Nesiller boyunca İsrail'in tüm düşmanlarıyla hesaplaşmak için duyulan bu açlık anlaşılabilir. Ancak bir soru her zaman cevapsız kalmaktadır: Tüm bu "görevleri" yerine getirecek sonsuz insan gücü rezervine sahip mucizevi ordu nerede?
İsrail'in beşeri sermaye bütçesindeki derin açık, böyle bir seçenek hala mevcutken, üstesinden gelebileceği savaş sayısını yeniden düşünmesini gerektiriyor.
Sonuçta hükümet Gazze'deki çatışmaları durdurmayı çoktan kabul etti ve hatta rehinelerin serbest bırakılması karşılığında askerlerin Gazze'den çekilmesini de içeren uzun bir ateşkes taahhüdünde bulundu.
Aslında Gazze'deki çatışmalar rehineler serbest bırakılmasa bile çoktan durmuş durumda. Gazze'nin İsrail ordusu dışında bir sivil güç tarafından kontrol edilmesine yönelik yol haritası da alıcı bekliyor.
Savunma bakanı ve genelkurmay başkanı, ihtiyaç duyulması halinde İsrail'in Gazze'de savaşmaya devam edebileceğini vurguladılar. Ancak bu gerçekleşene kadar kuzeyde ateşkesin tadını çıkarabilir ve Lübnan hükümetiyle ve fiilen Hizbullah'la anlaşmaya varabilir, çünkü Lübnan'la diplomatik bir süreci denemeye istekli olduğunu zaten açıkça belirtti.
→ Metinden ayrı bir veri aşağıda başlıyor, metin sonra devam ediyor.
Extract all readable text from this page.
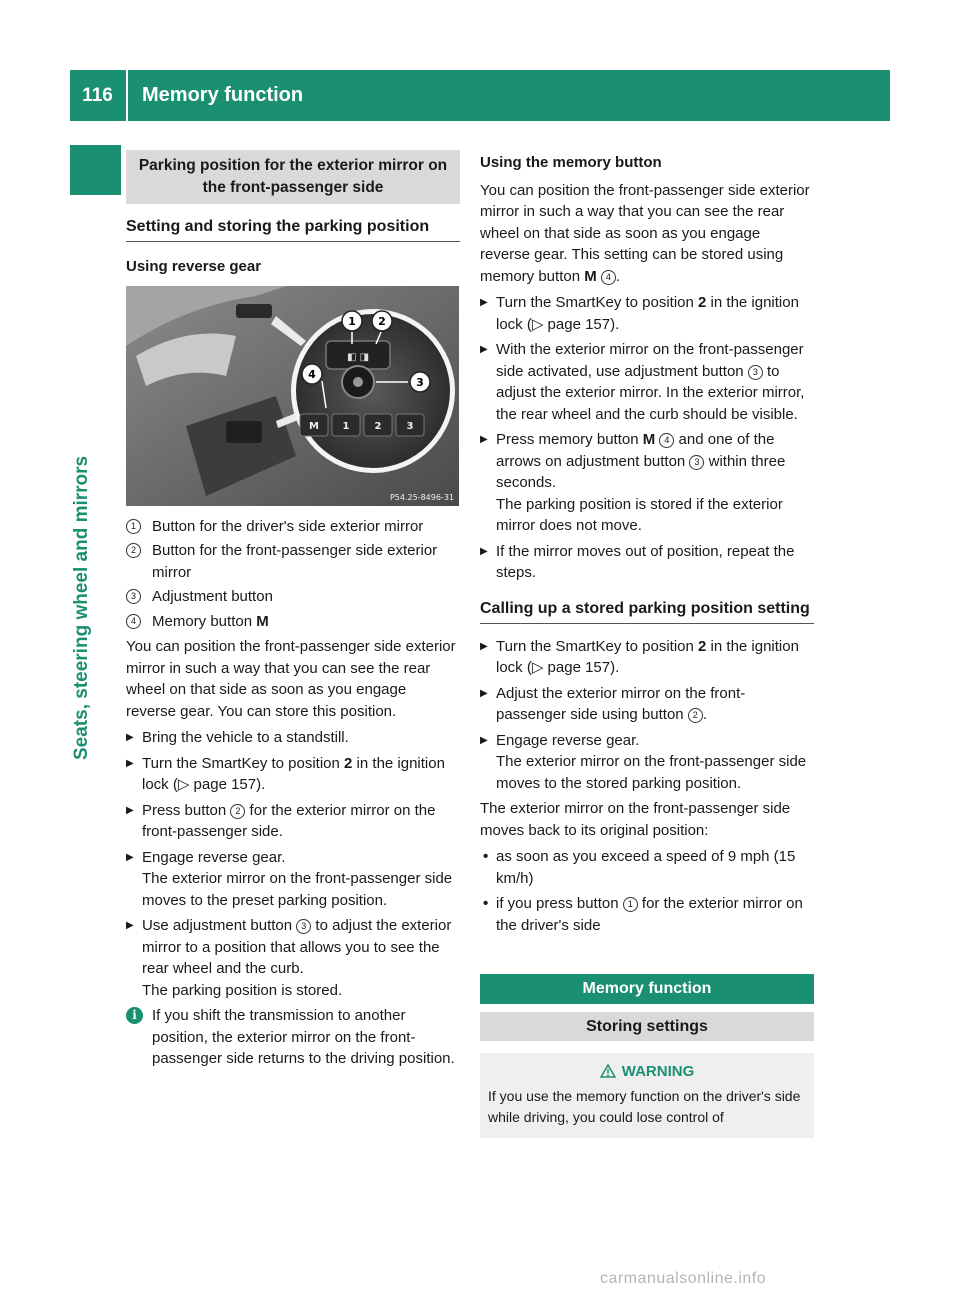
116	Memory function
Seats, steering wheel and mirrors
Parking position for the exterior mirror on the front-passenger side
Setting and storing the parking position
Using reverse gear
◧ ◨
M 1	2	3
1 2
3
4
P54.25-8496-31
1	Button for the driver's side exterior mirror
2	Button for the front-passenger side exterior mirror
3	Adjustment button
4	Memory button M

You can position the front-passenger side exterior mirror in such a way that you can see the rear wheel on that side as soon as you engage reverse gear. You can store this position.

▶ Bring the vehicle to a standstill.
▶ Turn the SmartKey to position 2 in the ignition lock (▷ page 157).
▶ Press button 2 for the exterior mirror on the front-passenger side.
▶ Engage reverse gear.
The exterior mirror on the front-passenger side moves to the preset parking position.
▶ Use adjustment button 3 to adjust the exterior mirror to a position that allows you to see the rear wheel and the curb.
The parking position is stored.
i	If you shift the transmission to another position, the exterior mirror on the front-passenger side returns to the driving position.
Using the memory button

You can position the front-passenger side exterior mirror in such a way that you can see the rear wheel on that side as soon as you engage reverse gear. This setting can be stored using memory button M 4 .

▶ Turn the SmartKey to position 2 in the ignition lock (▷ page 157).
▶ With the exterior mirror on the front-passenger side activated, use adjustment button 3 to adjust the exterior mirror. In the exterior mirror, the rear wheel and the curb should be visible.
▶ Press memory button M 4 and one of the arrows on adjustment button 3 within three seconds.
The parking position is stored if the exterior mirror does not move.
▶ If the mirror moves out of position, repeat the steps.
Calling up a stored parking position setting
▶ Turn the SmartKey to position 2 in the ignition lock (▷ page 157).
▶ Adjust the exterior mirror on the front-passenger side using button 2 .
▶ Engage reverse gear.
The exterior mirror on the front-passenger side moves to the stored parking position.

The exterior mirror on the front-passenger side moves back to its original position:

• as soon as you exceed a speed of 9 mph (15 km/h)
• if you press button 1 for the exterior mirror on the driver's side
Memory function
Storing settings
WARNING
If you use the memory function on the driver's side while driving, you could lose control of
carmanualsonline.info
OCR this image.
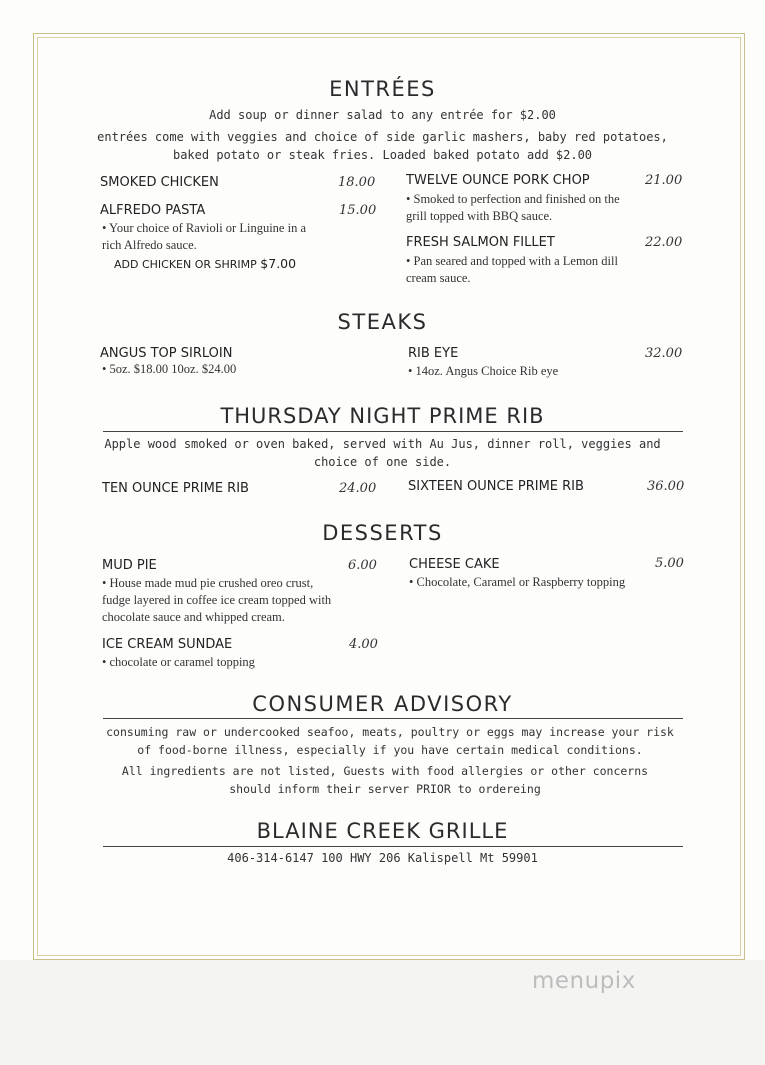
ENTRÉES
Add soup or dinner salad to any entrée for $2.00
entrées come with veggies and choice of side garlic mashers, baby red potatoes, baked potato or steak fries. Loaded baked potato add $2.00
SMOKED CHICKEN	18.00
ALFREDO PASTA	15.00
• Your choice of Ravioli or Linguine in a rich Alfredo sauce.
ADD CHICKEN OR SHRIMP $7.00
TWELVE OUNCE PORK CHOP	21.00
• Smoked to perfection and finished on the grill topped with BBQ sauce.
FRESH SALMON FILLET	22.00
• Pan seared and topped with a Lemon dill cream sauce.
STEAKS
ANGUS TOP SIRLOIN
• 5oz. $18.00 10oz. $24.00
RIB EYE	32.00
• 14oz. Angus Choice Rib eye
THURSDAY NIGHT PRIME RIB
Apple wood smoked or oven baked, served with Au Jus, dinner roll, veggies and choice of one side.
TEN OUNCE PRIME RIB	24.00 SIXTEEN OUNCE PRIME RIB	36.00
DESSERTS
MUD PIE	6.00
• House made mud pie crushed oreo crust, fudge layered in coffee ice cream topped with chocolate sauce and whipped cream.
ICE CREAM SUNDAE	4.00
• chocolate or caramel topping
CHEESE CAKE	5.00
• Chocolate, Caramel or Raspberry topping
CONSUMER ADVISORY
consuming raw or undercooked seafoo, meats, poultry or eggs may increase your risk of food-borne illness, especially if you have certain medical conditions.
All ingredients are not listed, Guests with food allergies or other concerns should inform their server PRIOR to ordereing
BLAINE CREEK GRILLE
406-314-6147 100 HWY 206 Kalispell Mt 59901
menupix
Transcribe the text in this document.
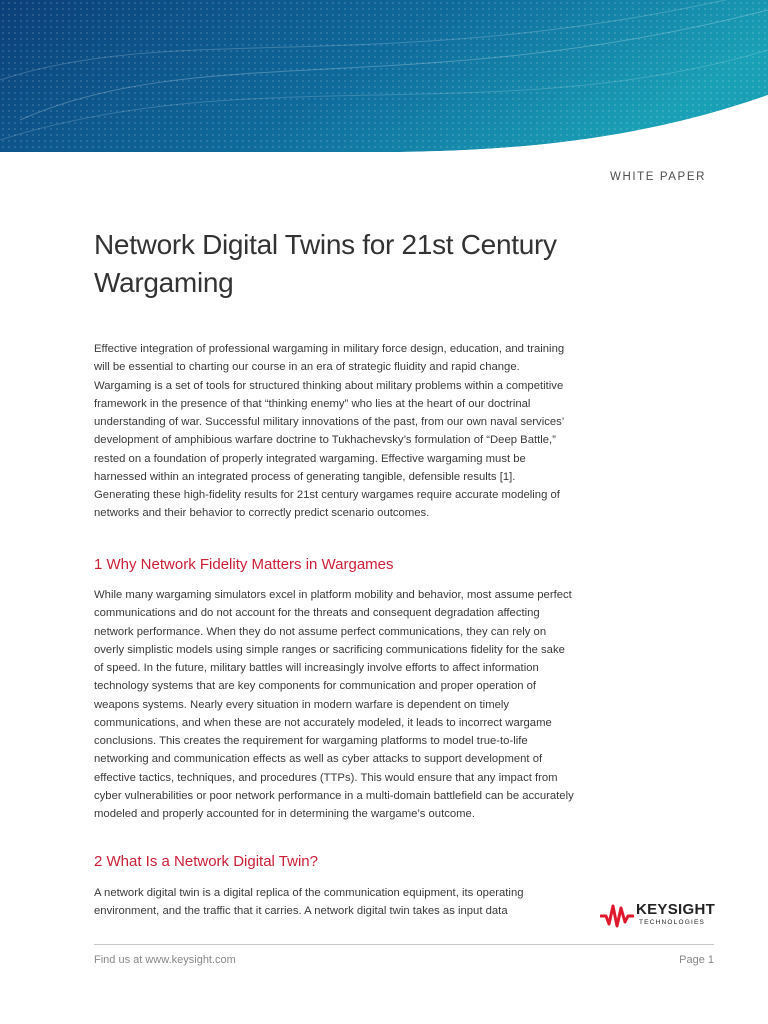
WHITE PAPER
Network Digital Twins for 21st Century Wargaming

Effective integration of professional wargaming in military force design, education, and training will be essential to charting our course in an era of strategic fluidity and rapid change. Wargaming is a set of tools for structured thinking about military problems within a competitive framework in the presence of that “thinking enemy” who lies at the heart of our doctrinal understanding of war. Successful military innovations of the past, from our own naval services’ development of amphibious warfare doctrine to Tukhachevsky’s formulation of “Deep Battle,” rested on a foundation of properly integrated wargaming. Effective wargaming must be harnessed within an integrated process of generating tangible, defensible results [1]. Generating these high-fidelity results for 21st century wargames require accurate modeling of networks and their behavior to correctly predict scenario outcomes.

1 Why Network Fidelity Matters in Wargames

While many wargaming simulators excel in platform mobility and behavior, most assume perfect communications and do not account for the threats and consequent degradation affecting network performance. When they do not assume perfect communications, they can rely on overly simplistic models using simple ranges or sacrificing communications fidelity for the sake of speed. In the future, military battles will increasingly involve efforts to affect information technology systems that are key components for communication and proper operation of weapons systems. Nearly every situation in modern warfare is dependent on timely communications, and when these are not accurately modeled, it leads to incorrect wargame conclusions. This creates the requirement for wargaming platforms to model true-to-life networking and communication effects as well as cyber attacks to support development of effective tactics, techniques, and procedures (TTPs). This would ensure that any impact from cyber vulnerabilities or poor network performance in a multi-domain battlefield can be accurately modeled and properly accounted for in determining the wargame’s outcome.

2 What Is a Network Digital Twin?

A network digital twin is a digital replica of the communication equipment, its operating environment, and the traffic that it carries. A network digital twin takes as input data	KEYSIGHT
TECHNOLOGIES
Find us at www.keysight.com	Page 1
İsrail ordusu şimdiden Gazze'de elde ettiğini düşündüğü başarıların bir listesini hazırlıyor ki böylece bir tür zafer kazandığını iddia edebilsin. Başka bir deyişle, sürekli savaş seçeneği varsayılan seçenek değil, özellikle de "topyekûn zafer"in bir serap olduğu ortaya çıktığında.
Savaştan vazgeçmenin sonucu Netanyahu'nun liderlik görevinin sona ermesidir, her ne kadar bu, varoluşsal bir tehdit gibi algılansa da İsrailliler bu tehdidi coşkuyla kucaklamaya hazır.